Cette cellule sera présidée par le général Bachir Mohamad al-Qadi et composée de six membres, deux généraux et quatre colonels.
Légitimité politique et militaire à construire
Le gouvernement annonce par ailleurs son intention de discuter avec la communauté internationale pour voir quel soutien elle pourrait apporter dans cette lutte (en armement et en renseignement notamment) et exhorte enfin les groupes armés, nombreux dans le pays, à ne pas agir sans son feu vert.
Ce message est, selon le professeur Abidi, directement adressé au général Haftar, qui contrôle toujours l'est du pays et refuse de reconnaître le gouvernement d'union. « Si on laisse la porte ouverte au général Haftar à Syrte et à Misrata, c’est une victoire pour le général Haftar. Cela pourrait ouvrir un deuxième front entre les milices militaires et le général Haftar et affaiblir davantage cette entité du gouvernement de Tripoli qui est encore fragile », explique le chercheur. La crainte, donc, est de voir les divisions internes se raviver sur l'autel de la lutte contre l'EI.
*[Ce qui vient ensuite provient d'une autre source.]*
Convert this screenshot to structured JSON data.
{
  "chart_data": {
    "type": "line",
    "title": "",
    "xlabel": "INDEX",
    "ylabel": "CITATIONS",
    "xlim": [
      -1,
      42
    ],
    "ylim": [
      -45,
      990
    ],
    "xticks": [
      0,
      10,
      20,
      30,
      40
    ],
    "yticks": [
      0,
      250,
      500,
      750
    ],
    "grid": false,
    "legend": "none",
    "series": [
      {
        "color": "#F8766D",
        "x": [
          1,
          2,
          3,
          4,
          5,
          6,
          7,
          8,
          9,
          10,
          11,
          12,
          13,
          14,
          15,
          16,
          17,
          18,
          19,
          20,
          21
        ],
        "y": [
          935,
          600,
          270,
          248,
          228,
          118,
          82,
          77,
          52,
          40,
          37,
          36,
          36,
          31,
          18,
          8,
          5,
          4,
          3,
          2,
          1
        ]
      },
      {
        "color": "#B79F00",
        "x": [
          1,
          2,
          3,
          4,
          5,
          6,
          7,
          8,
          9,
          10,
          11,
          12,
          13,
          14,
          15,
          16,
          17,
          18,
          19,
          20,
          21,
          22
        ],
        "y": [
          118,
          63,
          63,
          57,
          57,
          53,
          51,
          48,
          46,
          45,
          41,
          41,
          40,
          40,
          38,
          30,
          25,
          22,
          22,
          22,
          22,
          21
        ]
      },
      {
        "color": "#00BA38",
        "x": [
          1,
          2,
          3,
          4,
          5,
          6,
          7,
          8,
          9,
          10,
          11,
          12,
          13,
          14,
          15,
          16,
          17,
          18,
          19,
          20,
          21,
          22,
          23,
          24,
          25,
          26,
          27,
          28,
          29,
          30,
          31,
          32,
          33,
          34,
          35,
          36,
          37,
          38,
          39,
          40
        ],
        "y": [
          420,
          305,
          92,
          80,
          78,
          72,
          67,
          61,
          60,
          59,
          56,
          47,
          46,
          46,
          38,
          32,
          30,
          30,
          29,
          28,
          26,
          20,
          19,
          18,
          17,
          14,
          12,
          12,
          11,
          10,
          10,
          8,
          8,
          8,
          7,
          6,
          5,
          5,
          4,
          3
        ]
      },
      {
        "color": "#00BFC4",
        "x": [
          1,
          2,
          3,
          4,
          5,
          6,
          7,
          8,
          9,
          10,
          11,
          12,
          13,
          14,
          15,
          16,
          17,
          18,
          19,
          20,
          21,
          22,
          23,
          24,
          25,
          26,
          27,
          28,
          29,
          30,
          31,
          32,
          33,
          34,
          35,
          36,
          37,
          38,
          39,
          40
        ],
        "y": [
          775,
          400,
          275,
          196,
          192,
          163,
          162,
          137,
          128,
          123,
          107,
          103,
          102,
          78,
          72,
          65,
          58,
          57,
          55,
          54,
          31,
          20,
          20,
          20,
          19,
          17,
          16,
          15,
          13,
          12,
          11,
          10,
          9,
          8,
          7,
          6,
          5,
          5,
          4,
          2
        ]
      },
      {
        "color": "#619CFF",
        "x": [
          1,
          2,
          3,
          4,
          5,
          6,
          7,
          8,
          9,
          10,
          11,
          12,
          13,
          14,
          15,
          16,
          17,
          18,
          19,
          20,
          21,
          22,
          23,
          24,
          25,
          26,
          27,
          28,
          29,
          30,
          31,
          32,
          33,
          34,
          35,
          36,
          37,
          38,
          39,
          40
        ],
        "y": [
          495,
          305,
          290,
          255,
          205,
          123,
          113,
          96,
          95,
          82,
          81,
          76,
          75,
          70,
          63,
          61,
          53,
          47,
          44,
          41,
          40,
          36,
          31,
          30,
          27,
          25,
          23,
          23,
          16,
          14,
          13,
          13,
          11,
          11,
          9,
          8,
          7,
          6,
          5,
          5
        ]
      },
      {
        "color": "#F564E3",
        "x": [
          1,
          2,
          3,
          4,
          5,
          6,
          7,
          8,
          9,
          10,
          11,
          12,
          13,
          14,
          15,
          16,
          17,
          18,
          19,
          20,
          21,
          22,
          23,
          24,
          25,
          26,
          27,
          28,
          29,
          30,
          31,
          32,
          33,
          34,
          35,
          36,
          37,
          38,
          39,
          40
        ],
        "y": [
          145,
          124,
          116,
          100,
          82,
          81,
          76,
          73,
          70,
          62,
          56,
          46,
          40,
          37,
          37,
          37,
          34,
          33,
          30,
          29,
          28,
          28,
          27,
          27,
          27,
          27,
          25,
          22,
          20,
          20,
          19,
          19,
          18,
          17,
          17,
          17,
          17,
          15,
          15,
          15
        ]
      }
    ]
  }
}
Pour éviter que les choses prennent une mauvaise direction, ce gouvernement qui a la confiance des Nations unies doit en retour donner « des gages à l’Occident », analyse M. Abidi, « pour dire qu’il est seul habilité à combattre l’Etat islamique et, que contrairement à ce qu’on dit de ce gouvernement, il n’est pas mou, son armée est capable de faire face à l’Etat islamique. Ce qui lui manque, c’est le soutien international, bien sûr en armement, mais aussi le soutien politique. »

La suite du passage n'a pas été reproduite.